Когда Карим приехал, малыш обнимал Клемми. Ее подруга тут же закутала его в куртку и шарф и поспешно уехала. Но он успел обратить внимание на мальчика – на его маленькое, но крепкое тельце, на темные волосы, на личико, которое было удивительно похоже на то лицо, которое он видел сейчас. Шок Клемми подсказал, что он не ошибся.
– Она назвала его Гарри, – спокойно произнес Карим. – При нашей первой встрече ты просила дать тебе время, чтобы увидеться с кем-то. Ты тогда чуть не произнесла его имя. – Ему не требовался ответ. Все было понятно по ее глазам, по слезам, застывшим в них. – Он твой брат?
Клемми медленно кивнула.
– Моя мать убежала от отца, когда поняла, что беременна. – Ее голос был тихим и неуверенным. – Она была в ужасе оттого, что ребенка у нее отберут и используют в политических интересах – как и меня. Мама поклялась, что не допустит этого. Она уже знала, что больна, поэтому договорилась о его усыновлении и, к несчастью, умерла вскоре после рождения Гарри.
– Поэтому ты приехала сюда, чтобы найти его.
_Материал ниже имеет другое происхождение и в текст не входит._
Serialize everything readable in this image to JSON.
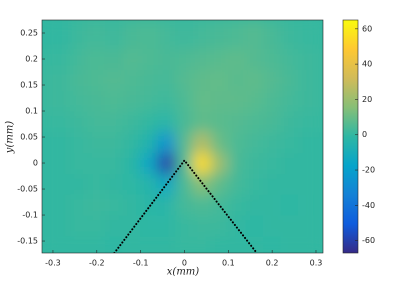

Она оказалась здесь в поисках еще одного члена своей семьи. Не потому, что этого требовала ее честь, а ради возможности почувствовать свободу, повеселиться, прежде чем она выйдет замуж.
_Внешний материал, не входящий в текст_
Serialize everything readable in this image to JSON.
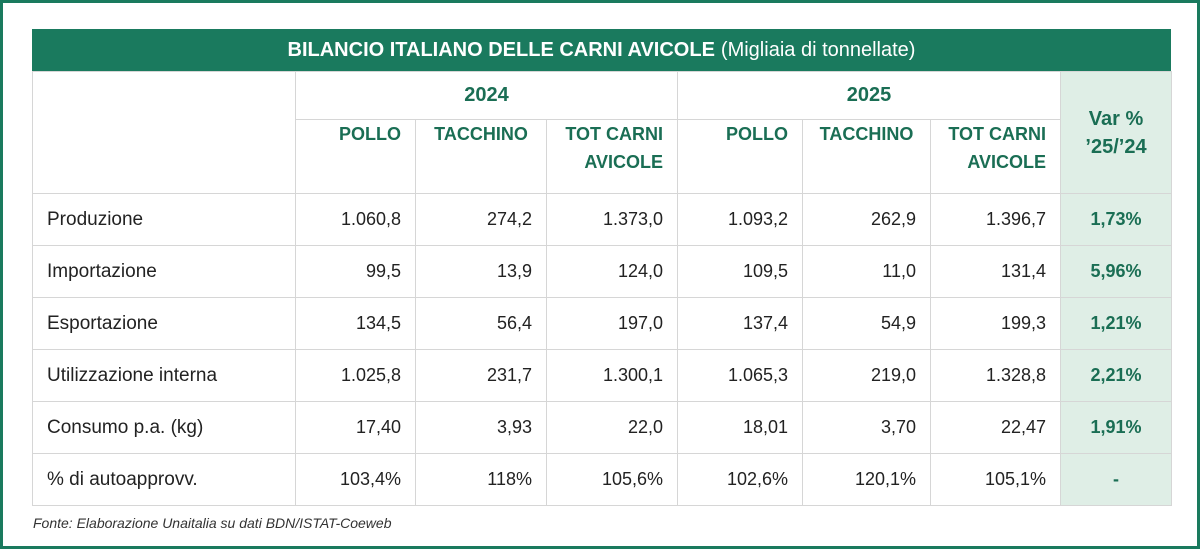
{
  "title": {
    "main": "BILANCIO ITALIANO DELLE CARNI AVICOLE",
    "unit": "(Migliaia di tonnellate)"
  },
  "years": [
    "2024",
    "2025"
  ],
  "columns": [
    "POLLO",
    "TACCHINO",
    "TOT CARNI AVICOLE"
  ],
  "var_header": [
    "Var %",
    "’25/’24"
  ],
  "rows": [
    {
      "label": "Produzione",
      "y2024": [
        "1.060,8",
        "274,2",
        "1.373,0"
      ],
      "y2025": [
        "1.093,2",
        "262,9",
        "1.396,7"
      ],
      "var": "1,73%"
    },
    {
      "label": "Importazione",
      "y2024": [
        "99,5",
        "13,9",
        "124,0"
      ],
      "y2025": [
        "109,5",
        "11,0",
        "131,4"
      ],
      "var": "5,96%"
    },
    {
      "label": "Esportazione",
      "y2024": [
        "134,5",
        "56,4",
        "197,0"
      ],
      "y2025": [
        "137,4",
        "54,9",
        "199,3"
      ],
      "var": "1,21%"
    },
    {
      "label": "Utilizzazione interna",
      "y2024": [
        "1.025,8",
        "231,7",
        "1.300,1"
      ],
      "y2025": [
        "1.065,3",
        "219,0",
        "1.328,8"
      ],
      "var": "2,21%"
    },
    {
      "label": "Consumo p.a. (kg)",
      "y2024": [
        "17,40",
        "3,93",
        "22,0"
      ],
      "y2025": [
        "18,01",
        "3,70",
        "22,47"
      ],
      "var": "1,91%"
    },
    {
      "label": "% di autoapprovv.",
      "y2024": [
        "103,4%",
        "118%",
        "105,6%"
      ],
      "y2025": [
        "102,6%",
        "120,1%",
        "105,1%"
      ],
      "var": "-"
    }
  ],
  "source": "Fonte: Elaborazione Unaitalia su dati BDN/ISTAT-Coeweb",
  "colors": {
    "accent": "#1a7a5e",
    "var_bg": "#dfeee6",
    "header_text": "#1a6e54"
  }
}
– Да. Я узнала о его существовании, когда выяснила, что перед смертью мама заезжала сюда, в дом Нэн. Она оставила мне письмо с именами усыновителей Гарри, и я не могла не увидеть его хотя бы однажды.
Карим заметил, как ее передернуло. И это был молчаливый укор. Намеренный выполнить свой долг, загнанный в угол своим же кодексом чести, он не потрудился подумать о том, что все это означало для Клемми. Ведь у нее отбирали жизнь. Браки по договоренности были обычным делом в его мире. И только случай с Клемми заставил его задуматься над этой проблемой.
– Если бы отец знал о существовании Гарри, он, не задумываясь, отнял бы его, чтобы использовать в своих целях.
– Он никогда не узнает о нем от меня. – Карим накрыл дрожащие руки Клемми своими руками и поймал ее взгляд. – Ты теперь под моей защитой. Твой отец больше никогда к тебе не притронется.
Ее смех был прерывистым. В нем не было и намека на веселье.
– Я ему не нужна. Он будет счастлив, если никогда не увидит меня. Набил отказался от меня, и, по мнению отца, моя репутация разрушена. За мной всегда будет следовать тень скандала.